I think 10x engineers do not actually exist, but maybe 0.1x engineers do, and when a 1x engineer is in such an environment they may seem like 10x by comparison.
I think both 0.1x engineers and 10x engineers exist.
0.1x engineer: one of my friends works at a certain government contractor. One of her coworkers had difficulty understanding short circuiting in evaluating boolean statements, everything he writes she needs to fix, he thinks XML is a programming language, and it's just a huge mess amongst a huge list of other complaints.
10x engineer: Actually, he's still in undergrad. I was his TA for a VR class and he made a pretty great clone of Beat Saber before it was released just from watching the trailer, and in under a week. He's never heard of Leetcode, yet is absolutely comfortable with interview questions (well, I decided he didn't need practice after asking a few questions...). He's had an internship at a FAANG and finished his project early and got bored. I introduced him to a few of my other friends in the industry and they are intimidated by him too. He's this rare combination where he has the theoretical knowledge of CS, but also excels at actual engineering work.
Both 0.1x engineers and 10x engineers just feel like they re on a "different level". I don't know how else to describe it .
As for whether or not looking for 10x engineers is practical, I don't think it is.
1) It took me way too long to confirm that feeling (i.e. I imagine interview questions alone aren't enough; you have to see the engineer working).
2) I imagine most companies don't even need a 10x engineer to build the product they need.
3) They're too rare. How do I know? Because (a) none of my friends have felt that before meeting him and (b)the whole industry is still debating on whether 10x engineers exist.
> 2) I imagine most companies don't even need a 10x engineer to build the product they need.
So true. 99% of businesses are CRUD and "complex-because-of-humans" business logic very rarely needs someone like Michael Abrash as a chief scientist to get the job done.
There are different ways of making teams more productive than doing just technical work.
For my own anecdote, I often can fix a lot of bugs/feature requests that come by in < 10 minutes, and often will. As soon as it is revealed that another dev will start contributing who has no prior experience, I stop most of that work and let that person take on some of those tasks & do the leftover ones.
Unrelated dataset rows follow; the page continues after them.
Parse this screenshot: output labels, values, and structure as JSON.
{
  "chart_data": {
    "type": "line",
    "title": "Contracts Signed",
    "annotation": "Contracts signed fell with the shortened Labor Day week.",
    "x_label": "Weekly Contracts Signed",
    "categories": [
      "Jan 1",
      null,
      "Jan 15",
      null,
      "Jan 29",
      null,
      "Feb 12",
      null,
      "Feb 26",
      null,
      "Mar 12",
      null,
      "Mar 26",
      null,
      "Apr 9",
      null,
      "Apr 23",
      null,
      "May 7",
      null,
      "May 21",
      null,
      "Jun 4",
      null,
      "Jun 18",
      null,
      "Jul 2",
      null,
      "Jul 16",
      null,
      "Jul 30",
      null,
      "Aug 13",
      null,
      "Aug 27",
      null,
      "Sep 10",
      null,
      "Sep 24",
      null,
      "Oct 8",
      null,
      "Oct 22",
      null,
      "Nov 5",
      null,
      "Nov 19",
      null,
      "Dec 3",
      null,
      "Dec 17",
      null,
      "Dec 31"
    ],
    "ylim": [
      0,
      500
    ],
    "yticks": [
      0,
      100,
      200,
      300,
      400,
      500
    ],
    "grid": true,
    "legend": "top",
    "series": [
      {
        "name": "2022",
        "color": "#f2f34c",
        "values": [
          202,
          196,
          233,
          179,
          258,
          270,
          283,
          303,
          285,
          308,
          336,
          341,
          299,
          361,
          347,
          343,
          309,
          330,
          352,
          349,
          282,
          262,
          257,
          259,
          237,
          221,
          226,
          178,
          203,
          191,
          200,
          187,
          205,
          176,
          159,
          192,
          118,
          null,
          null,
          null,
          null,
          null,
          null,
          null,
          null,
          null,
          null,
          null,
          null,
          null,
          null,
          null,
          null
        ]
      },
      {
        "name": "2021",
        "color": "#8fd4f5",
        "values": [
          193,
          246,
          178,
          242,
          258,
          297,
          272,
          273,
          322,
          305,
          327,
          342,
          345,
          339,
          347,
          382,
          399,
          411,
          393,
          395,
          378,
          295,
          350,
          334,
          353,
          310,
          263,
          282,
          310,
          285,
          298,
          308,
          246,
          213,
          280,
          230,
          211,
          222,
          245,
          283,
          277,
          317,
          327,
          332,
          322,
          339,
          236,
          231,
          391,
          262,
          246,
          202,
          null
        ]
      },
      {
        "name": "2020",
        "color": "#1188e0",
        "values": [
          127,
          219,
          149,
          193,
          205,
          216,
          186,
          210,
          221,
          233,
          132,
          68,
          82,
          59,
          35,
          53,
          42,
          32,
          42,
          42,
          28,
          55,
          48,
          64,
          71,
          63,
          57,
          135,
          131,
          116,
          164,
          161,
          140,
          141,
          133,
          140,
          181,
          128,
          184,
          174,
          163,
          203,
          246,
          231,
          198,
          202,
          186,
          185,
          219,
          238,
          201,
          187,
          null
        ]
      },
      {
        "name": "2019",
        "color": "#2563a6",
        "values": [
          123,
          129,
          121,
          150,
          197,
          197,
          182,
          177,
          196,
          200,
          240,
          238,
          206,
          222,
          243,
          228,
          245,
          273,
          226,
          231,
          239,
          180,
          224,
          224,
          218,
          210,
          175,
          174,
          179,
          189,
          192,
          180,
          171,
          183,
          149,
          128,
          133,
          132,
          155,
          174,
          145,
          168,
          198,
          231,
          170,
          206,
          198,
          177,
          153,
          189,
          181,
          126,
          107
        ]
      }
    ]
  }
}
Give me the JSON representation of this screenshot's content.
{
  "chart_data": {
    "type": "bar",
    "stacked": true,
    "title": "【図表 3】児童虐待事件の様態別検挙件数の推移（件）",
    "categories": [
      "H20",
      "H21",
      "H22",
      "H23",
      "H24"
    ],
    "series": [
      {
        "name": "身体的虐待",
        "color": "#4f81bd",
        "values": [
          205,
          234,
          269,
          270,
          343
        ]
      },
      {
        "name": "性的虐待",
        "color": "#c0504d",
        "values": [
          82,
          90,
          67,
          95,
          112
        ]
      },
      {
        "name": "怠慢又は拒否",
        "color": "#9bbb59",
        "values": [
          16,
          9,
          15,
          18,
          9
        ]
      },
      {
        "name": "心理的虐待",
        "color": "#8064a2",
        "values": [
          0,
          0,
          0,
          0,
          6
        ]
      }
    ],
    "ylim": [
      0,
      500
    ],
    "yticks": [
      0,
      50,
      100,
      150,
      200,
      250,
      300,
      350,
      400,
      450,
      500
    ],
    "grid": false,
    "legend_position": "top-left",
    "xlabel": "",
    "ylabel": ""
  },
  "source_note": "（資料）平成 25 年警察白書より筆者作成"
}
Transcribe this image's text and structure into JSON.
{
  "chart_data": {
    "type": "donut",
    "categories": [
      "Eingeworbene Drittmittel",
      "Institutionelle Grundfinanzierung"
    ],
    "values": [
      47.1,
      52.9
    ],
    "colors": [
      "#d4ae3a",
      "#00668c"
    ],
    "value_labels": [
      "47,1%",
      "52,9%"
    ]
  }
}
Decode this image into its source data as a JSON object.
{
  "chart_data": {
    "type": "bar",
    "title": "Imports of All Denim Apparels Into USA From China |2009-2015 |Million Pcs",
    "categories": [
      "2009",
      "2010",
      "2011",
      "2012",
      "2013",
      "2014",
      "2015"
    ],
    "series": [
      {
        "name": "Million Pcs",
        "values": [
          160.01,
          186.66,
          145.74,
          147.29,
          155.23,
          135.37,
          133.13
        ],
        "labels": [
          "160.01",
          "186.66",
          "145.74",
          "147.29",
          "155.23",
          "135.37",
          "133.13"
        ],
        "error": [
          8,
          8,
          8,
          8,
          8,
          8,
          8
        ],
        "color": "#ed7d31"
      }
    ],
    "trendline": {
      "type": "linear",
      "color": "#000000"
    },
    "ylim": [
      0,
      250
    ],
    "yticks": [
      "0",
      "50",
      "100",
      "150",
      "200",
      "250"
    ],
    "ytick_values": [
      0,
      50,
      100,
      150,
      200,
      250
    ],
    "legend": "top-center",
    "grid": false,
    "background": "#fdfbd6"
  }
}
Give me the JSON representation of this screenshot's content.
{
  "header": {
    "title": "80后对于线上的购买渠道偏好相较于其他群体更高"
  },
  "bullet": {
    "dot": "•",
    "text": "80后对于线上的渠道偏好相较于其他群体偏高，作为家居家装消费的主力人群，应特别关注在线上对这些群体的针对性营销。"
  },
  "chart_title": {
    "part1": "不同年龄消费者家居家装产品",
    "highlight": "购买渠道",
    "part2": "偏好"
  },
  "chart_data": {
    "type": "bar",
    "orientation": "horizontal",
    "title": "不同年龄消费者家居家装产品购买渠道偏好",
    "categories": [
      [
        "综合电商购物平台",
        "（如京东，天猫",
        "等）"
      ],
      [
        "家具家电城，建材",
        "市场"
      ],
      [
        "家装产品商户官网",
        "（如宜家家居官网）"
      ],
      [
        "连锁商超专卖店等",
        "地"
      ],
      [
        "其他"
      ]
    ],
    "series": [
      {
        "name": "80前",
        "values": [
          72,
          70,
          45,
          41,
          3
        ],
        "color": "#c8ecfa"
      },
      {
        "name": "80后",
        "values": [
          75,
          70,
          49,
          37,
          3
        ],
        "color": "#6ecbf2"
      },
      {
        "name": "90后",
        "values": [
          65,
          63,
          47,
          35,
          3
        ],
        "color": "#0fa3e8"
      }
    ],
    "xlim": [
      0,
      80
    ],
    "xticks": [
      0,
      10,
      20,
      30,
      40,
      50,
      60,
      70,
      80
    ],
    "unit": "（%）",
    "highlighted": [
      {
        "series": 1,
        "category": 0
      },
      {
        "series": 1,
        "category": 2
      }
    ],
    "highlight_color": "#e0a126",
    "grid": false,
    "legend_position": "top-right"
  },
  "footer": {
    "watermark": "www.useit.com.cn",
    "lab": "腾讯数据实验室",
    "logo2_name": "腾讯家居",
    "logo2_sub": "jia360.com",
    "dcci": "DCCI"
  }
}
Mentorship/growing developer capabilities expands capabilities long term, even if the dev ends up moving to another project.
I also spend the most time in meetings of any IC on my team - reducing how many ICs are in meetings frees up their time to learn and grow.
I often float ideas to people for approaches to problems and designing apps/systems/features - I’ll also let others do the same. However, I also often take a light touch and leave ultimate decision making to others so they can gain that experience even if I disagree. Letting others take ownership improves the team’s capabilities.
There are many ways to expand productivity of those around you that even those who aren’t as technically gifted can do. Leadership is a very underrated part of being an engineer IMO. I do all these things as a mid-level engineer in title, but gained massive respect from management & senior ICs where they come to me for advice/ideas. I don’t fall into the trap of jealousy that others are getting credit/hampering my ability to get promoted because my work speaks for itself & I celebrate when others do well - I have no reason to feel insecure, and so help unlock my team’s productivity by removing that ego in my actions.
It takes a very healthy work environment (and attentive management) for this kind of work to be noticed and rewarded. Unfortunately it's not often the case.
I have tried to take this approach many times and a lot of companies/managers absolutely do not value it.
Broadly speaking, it only works if management is really involved in the day-to-day (more like hour to hour, really) process of what you're doing. Then it is easy for them to see that you are lifting up those around you and elevating the team as a whole. Without this involvement, a "mentor" and "leader" winds up looking simply like "a guy who doesn't ship enough" to management.
At my last job, management was very... absentee. There was a shortage of management and this was a bottleneck. They relied on metrics too heavily (stories shipped, etc) and didn't understand the actual processes... who was mentoring and elevating others, and who was "highly productive" but was also leaving an absolute trail of technical debt in their wake.
It's a shame when management fails at understanding this aspect of the game because I feel like it's one of the simplest ones to understand.
Appeasing clients? Balancing profit/loss? Juggling fire-fighting and feature-shipping? Recruiting? Hiring?
Hard, hard, hard, hard, hard.
Listening to your developers, who generally just want to be productive and generally know more than anybody else about how they can be productive? (If not, why did you hire them, if they don't know how best to do their jobs?) Understanding that technical debt exists and exerts a massive drain on future productivity?
I feel like those are the easy parts of the job.
Of course, the onus is on developers to communicate these things well. Otherwise we can't blame management for not understanding them. But I have never seen process break down because developers weren't talking. It always seems to fail because management isn't listening.